Y a-t-il donc eu, en définitive, un effet LICA sur l’ensemble de l’opinion juive française relativement à l’Italie dans les années 1933-1935 ? Si l’on se fie aux idées et à l’attitude de la frange conservatrice et modérée, l’on serait tenté de répondre par la négative. Deux effets indirects mais essentiels peuvent toutefois êtres recensés. L’action tonitruante menée par les ligueurs juifs contribua d’une part à modifier l’image du judaïsme au sein de l’opinion juive et de l’opinion française en général, mais surtout, les attaques lancées par la LICA contre les tenants du judaïsme officiel amenèrent d’autre part ceux-ci à sortir quelque peu de leur réserve, à répondre et à présenter leur propre vision de la situation du monde juif, notamment en Italie. La LICA étoffa ainsi l’opinion juive et la renforça, en entraînant, du fait de la controverse, une richesse inédite des prises de position. Selon Pierre Milza, « on peut considérer […] que, jusqu’au milieu des années trente, seule une minorité fortement politisée à gauche manifeste à l’égard de Mussolini et de son régime une hostilité militante1 », schéma parfaitement valable pour les Juifs de France, à la différence toutefois que, quelques individualités comme Edmond Bloch ou Waldemar-George mises à part, l’on trouvait difficilement de véritables sectateurs du régime fasciste, tout au plus des admirateurs « intégraux » de l’Italie. Mais cette minorité de gauche dont parle l’historien n’évoluait pas en vase-clos et ne se juxtaposait pas simplement aux autres tendances chez les Juifs ; elle tentait de changer le regard que celles-ci portaient sur l’Italie de Mussolini et de les fédérer à l’opposition. L’influence des plus progressistes dépassait de loin le nombre des sympathisants de cette tendance politique.
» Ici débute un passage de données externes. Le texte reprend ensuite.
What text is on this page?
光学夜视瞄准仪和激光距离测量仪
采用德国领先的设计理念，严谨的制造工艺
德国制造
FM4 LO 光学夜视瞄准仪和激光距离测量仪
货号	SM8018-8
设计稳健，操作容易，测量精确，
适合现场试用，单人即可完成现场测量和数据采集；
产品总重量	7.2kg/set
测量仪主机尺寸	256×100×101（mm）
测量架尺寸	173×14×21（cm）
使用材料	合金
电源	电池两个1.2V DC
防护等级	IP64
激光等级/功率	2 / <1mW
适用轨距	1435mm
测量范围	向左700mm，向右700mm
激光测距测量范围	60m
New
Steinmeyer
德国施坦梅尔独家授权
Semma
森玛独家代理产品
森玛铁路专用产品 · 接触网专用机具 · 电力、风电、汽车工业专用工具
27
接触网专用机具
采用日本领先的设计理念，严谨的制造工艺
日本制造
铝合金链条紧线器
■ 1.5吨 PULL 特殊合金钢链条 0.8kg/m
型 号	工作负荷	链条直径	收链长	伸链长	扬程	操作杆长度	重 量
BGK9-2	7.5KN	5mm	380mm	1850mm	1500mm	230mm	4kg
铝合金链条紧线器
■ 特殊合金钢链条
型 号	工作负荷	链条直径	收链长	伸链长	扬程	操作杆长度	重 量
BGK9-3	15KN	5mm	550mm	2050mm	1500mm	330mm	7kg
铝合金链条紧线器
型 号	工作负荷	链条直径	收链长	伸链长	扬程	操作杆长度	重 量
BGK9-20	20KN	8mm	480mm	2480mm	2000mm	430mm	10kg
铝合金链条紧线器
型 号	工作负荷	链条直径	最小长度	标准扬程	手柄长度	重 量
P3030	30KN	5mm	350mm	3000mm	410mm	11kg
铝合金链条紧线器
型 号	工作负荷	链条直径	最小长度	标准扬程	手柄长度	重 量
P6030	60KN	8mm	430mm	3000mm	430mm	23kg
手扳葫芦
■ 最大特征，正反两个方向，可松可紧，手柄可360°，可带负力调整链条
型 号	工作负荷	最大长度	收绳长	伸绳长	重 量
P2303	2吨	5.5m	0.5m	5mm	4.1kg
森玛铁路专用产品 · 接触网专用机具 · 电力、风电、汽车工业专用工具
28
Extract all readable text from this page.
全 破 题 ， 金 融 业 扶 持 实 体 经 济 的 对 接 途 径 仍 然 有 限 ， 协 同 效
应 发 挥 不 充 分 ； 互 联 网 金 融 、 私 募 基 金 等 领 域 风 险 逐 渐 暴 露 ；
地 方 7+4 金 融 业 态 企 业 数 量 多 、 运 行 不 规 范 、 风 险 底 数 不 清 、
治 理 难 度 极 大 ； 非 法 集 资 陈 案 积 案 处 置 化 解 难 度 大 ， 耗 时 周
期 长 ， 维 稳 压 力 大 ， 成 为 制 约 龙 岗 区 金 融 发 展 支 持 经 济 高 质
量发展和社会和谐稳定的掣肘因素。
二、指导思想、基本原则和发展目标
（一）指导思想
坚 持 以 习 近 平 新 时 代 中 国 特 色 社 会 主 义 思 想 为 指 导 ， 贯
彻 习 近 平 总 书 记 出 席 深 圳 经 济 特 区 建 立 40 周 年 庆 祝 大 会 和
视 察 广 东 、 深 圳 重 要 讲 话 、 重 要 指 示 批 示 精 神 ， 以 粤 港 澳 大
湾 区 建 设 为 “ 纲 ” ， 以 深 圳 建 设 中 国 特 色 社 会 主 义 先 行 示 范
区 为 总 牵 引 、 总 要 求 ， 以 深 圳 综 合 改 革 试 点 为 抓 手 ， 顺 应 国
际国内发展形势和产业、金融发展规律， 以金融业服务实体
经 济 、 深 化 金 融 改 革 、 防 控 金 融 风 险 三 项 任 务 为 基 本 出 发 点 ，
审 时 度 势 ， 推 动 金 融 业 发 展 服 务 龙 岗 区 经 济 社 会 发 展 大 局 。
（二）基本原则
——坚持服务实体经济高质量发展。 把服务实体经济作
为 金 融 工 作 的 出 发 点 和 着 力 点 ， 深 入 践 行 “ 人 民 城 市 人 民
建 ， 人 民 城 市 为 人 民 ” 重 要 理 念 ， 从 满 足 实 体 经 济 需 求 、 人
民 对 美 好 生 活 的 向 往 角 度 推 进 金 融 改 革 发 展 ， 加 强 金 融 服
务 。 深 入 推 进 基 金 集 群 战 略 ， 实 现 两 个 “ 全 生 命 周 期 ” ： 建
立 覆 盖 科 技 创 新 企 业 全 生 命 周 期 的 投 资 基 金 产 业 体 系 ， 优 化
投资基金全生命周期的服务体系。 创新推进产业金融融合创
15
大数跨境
L’exacerbation des tensions au sein du judaïsme sur la question du fascisme traduisait les multiples incertitudes caractérisant l’attitude des Juifs. Toutes les convictions volaient en éclats, sur ce qu’était véritablement le fascisme dont l’importation – fantasmée – en France troublait l’image, sur l’attitude de Mussolini ou même sur le sort des Israélites 272transalpins. Chaque événement en contredisant un autre, la perplexité conduisait les uns vers des réactions parfois outrancières, les autres vers l’indétermination et l’attentisme. Les années 1933-1935 furent ainsi celles d’une transition de l’attitude des Juifs face à l’Italie.

C’était donc une judaïcité déchirée et en perte progressive de repères relativement à l’Italie qui devait affronter l’inquiétante montée des périls. Certains ne se résignèrent cependant pas facilement.

1 Pierre Milza, Mussolini, Paris, Fayard, 1999, p. 625.